Falling Markets, Ailing Mutual Funds: What Should You Do?

The Indian Equity markets saw one of it’s worst nightmares over the past few weeks. In the first week of October alone, the Sensex slipped more than 2,500 points. Overall, the Sensex has shed around 5,000 points since it’s all time high of around 39,000 towards the end of August. For the previous few months, Mutual Funds were showing early signs of the storm, owing to ailing mid caps and almost half of the Sensex and Nifty composition were in Red. However, some sectors like IT, and few banking and conglomerates stocks were holding the flag high. But with the recent fall in these stocks, the indices experienced massive jolts.

Markets are volatile because of various macro and micro factors, there is a lot happening around, global oil prices are increasing, US trade war sanctions, depleting Indian Rupee, the recent ICICI loan controversy, IL&FS’ potential loan default, etc.

If you look at the excerpts from the experts, you’ll come across diverse opinions, some are of the view that the markets may correct further due to the above factors and poor economic indicators, others opine an advancement, they are seeing at the positive growth estimates for the economy.

So, looking at the uncertain market scenario, falling NAV’s, varying notions, what should be your plan of action?

Ideally in the current situation, you should Do Nothing.

Volatility is inherent in the markets, Equity, by nature doesn’t grow in a straight line, there will be peaks and there will be bottoms, prompted by various factors, like the ones cited above are behind the current bottom. You cannot control it, so if it is not in your hands, let equity only exhibit the show.

Secondly, equities although are volatile, but if you look at the long term performance graph of the Sensex or the Nifty, the growth of the underlying companies and the economy takes over the peaks and the valleys, concurrently registering superior overall returns.

This is because the temporary factors don’t determine the growth of Equities, these factors can influence the prices for the time being, but over the long term, the indexes are actually a slave of the underlying companies potential. If the companies grow, the indexes will grow. The Sensex Value on 30th Sep 1998, was 3,102.29, and exactly after two decades, the Sensex closed at 36,227.14 on 28th Sep 2018, translating into a CAGR growth of more than 13%. And that was about the Sensex, the return generated by most Equity Mutual Funds in India, is much more.

The best you can do in such a scenario is, Ignore, you don’t even have to look at your Portfolio’s value, the turbulence will subside and eventually the markets will stabilize, leaving your investments growing over the long term. Consider you have invested in a PPF, the lock-in of the PPF investment is 15 years. Do you keep checking the value of your PPF whenever there is a hike or cut in the bank rates. No you don’t do that, rather you wait patiently for 15 years before you get the corpus credited into your account. The same logic applies to your Mutual Fund investments too.
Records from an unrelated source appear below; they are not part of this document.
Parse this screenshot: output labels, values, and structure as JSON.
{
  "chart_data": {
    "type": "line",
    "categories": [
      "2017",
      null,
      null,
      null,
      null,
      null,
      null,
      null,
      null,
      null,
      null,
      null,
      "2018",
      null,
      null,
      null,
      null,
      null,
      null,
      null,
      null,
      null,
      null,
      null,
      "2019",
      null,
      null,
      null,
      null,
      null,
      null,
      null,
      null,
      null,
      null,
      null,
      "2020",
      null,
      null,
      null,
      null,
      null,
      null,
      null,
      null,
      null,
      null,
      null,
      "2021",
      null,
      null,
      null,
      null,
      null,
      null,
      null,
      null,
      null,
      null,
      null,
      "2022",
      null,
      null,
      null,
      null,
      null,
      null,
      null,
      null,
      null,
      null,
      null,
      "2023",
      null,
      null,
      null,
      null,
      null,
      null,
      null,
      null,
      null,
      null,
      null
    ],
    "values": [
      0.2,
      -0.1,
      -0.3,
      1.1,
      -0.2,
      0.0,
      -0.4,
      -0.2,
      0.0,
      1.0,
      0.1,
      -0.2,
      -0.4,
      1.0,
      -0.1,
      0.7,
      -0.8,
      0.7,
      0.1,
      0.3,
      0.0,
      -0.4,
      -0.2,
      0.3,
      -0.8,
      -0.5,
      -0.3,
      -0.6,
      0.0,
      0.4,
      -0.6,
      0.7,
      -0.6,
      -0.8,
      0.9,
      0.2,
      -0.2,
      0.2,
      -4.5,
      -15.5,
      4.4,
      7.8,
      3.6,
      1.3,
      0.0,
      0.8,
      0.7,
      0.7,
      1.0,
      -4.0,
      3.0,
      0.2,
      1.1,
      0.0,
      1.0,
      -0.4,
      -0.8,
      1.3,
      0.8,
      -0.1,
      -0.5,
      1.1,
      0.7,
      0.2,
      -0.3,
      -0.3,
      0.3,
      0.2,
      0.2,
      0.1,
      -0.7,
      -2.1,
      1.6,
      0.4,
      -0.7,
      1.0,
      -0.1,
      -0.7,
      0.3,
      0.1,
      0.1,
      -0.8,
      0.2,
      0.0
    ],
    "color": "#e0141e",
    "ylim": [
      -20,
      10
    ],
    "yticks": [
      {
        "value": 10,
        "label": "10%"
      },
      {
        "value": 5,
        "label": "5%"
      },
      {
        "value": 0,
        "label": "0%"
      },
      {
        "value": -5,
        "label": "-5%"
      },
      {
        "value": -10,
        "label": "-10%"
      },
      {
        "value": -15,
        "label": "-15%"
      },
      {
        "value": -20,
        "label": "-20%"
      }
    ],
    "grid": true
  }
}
Be patient, give them time to demonstrate their potential, and let them fulfill your goals, the reason why you invested in them.

To conclude, amidst the current shaky situation, do what you have always been doing.

For your short term goals: Stick to liquid funds and short term debt funds

For your long term goals:

> Continue your Equity investments.

> Don’t stop your SIPs. One of the core factors behind the superior returns generation in the SIP mode of investing is through Rupee Cost Averaging, which means at high NAV you get less units and lower NAVs will fetch you more units of the scheme. So, it’s because of these volatile times, when the NAVs are low, you get more units in the SIP mode, which can give a boost to the overall returns over the long term.

So, let the cramps in your stomach rest, don’t pay heed to investment recommendations from finance gurus on TV channels or from people around you. Trust your financial advisor, stick to your financial plan and keep moving towards your goals.